Search

Saturday, January 09, 2010


Dead Until Dark by Charlaine Harris

Wow was I not ready to read anymore pulp vampire crap. But I picked it up after The Professor’s recommendation that it “really wasn’t like Twilight.” And sure enough, it isn’t.

Dead Until Dark is the first of the Sookie Stackhouse novels, named after their heroine, a telepathic waitress living in Bon Temps, Lousiana. It also forms the basis for the (fairly divergent) HBO television series True Blood.

Sookie is a great heroine, grandly entertaining and likable. Bon Temps and the supernatural dirty south around it are brought to life with a smile, a dirty joke or ten, and a lot of sly humor by Mrs. Charlaine Harris, whose picture on the back of each book make her seem like someone who would be great fun to share a drink with.

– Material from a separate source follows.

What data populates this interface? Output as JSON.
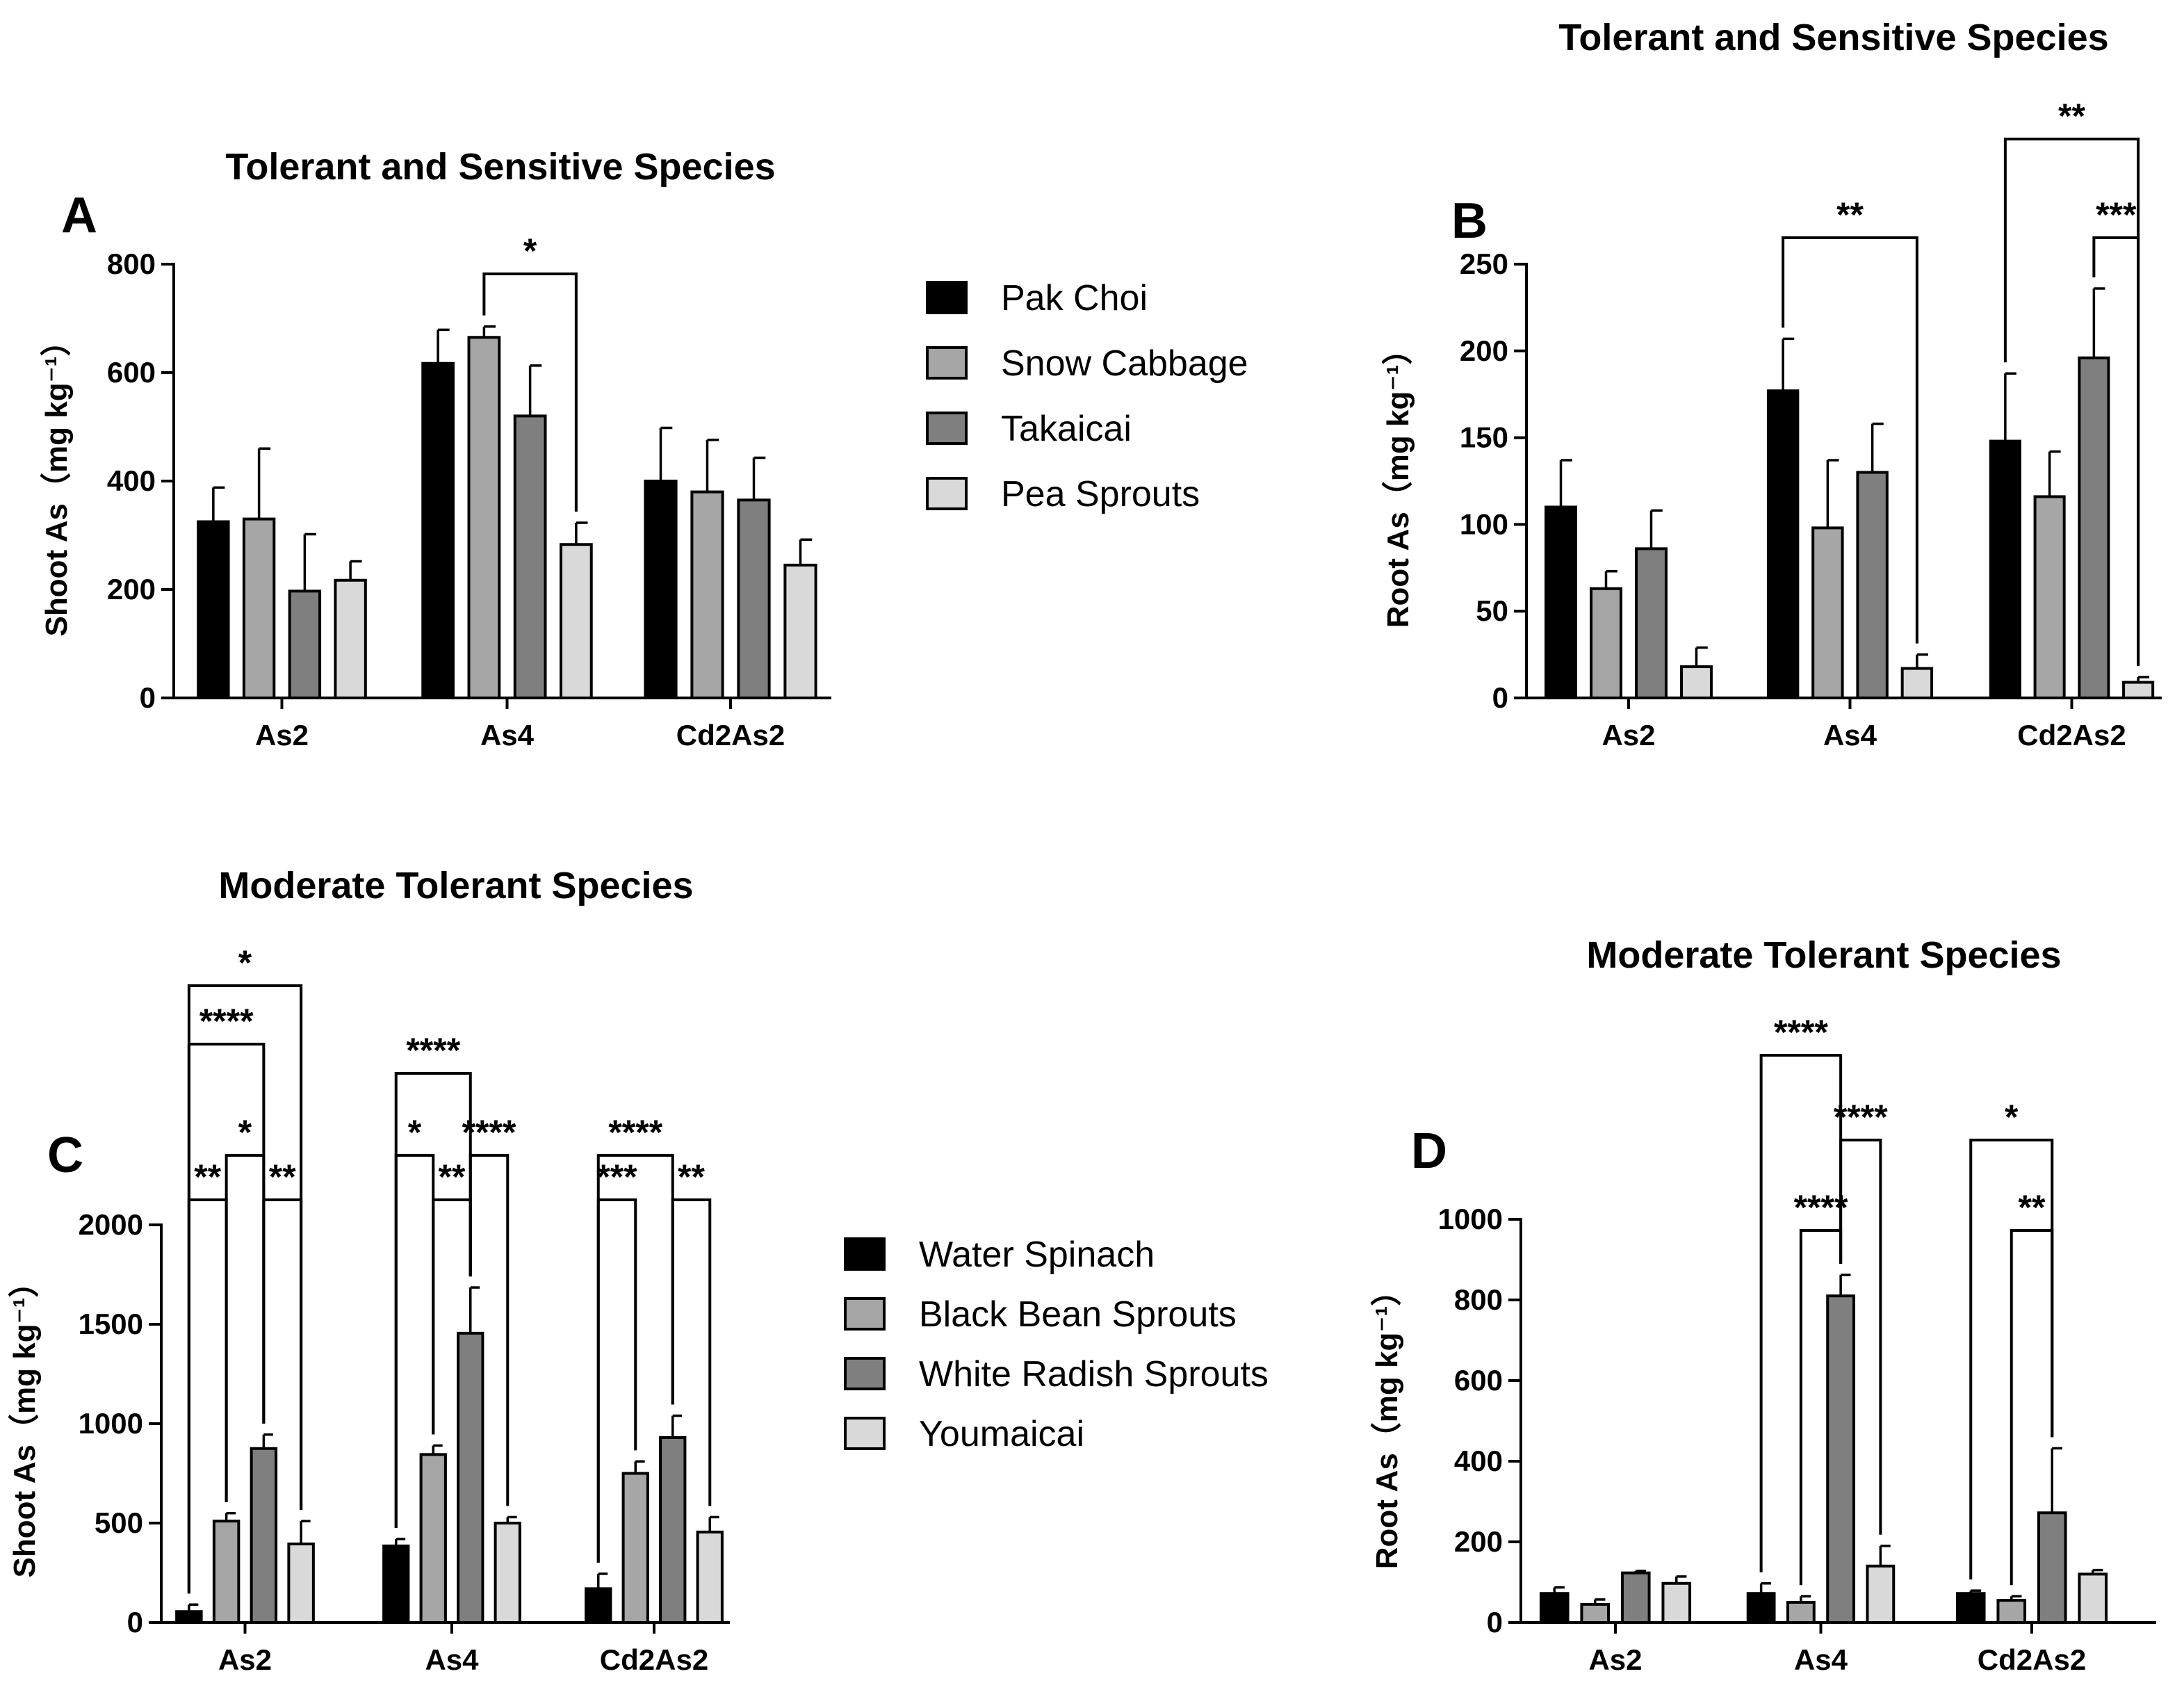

Dead Until Dark is barely a novel at all, weighing in at barely two hundred pages. It introduces us to Bill, Sookie, Erik, Jason, Sam, Tara, and the rest of the Bon Temps regulars at Merlotte’s Bar, epicenter of the Sookie Universe. We also meet drainers, the Fellowship of the Sun, and at least a few weres. The written is silly, the plot is silly, but the sex and violence are high and the characters are exceedingly likeable. The murder mystery component of the first few books make for a fun whodunit, and the books tie together nicely.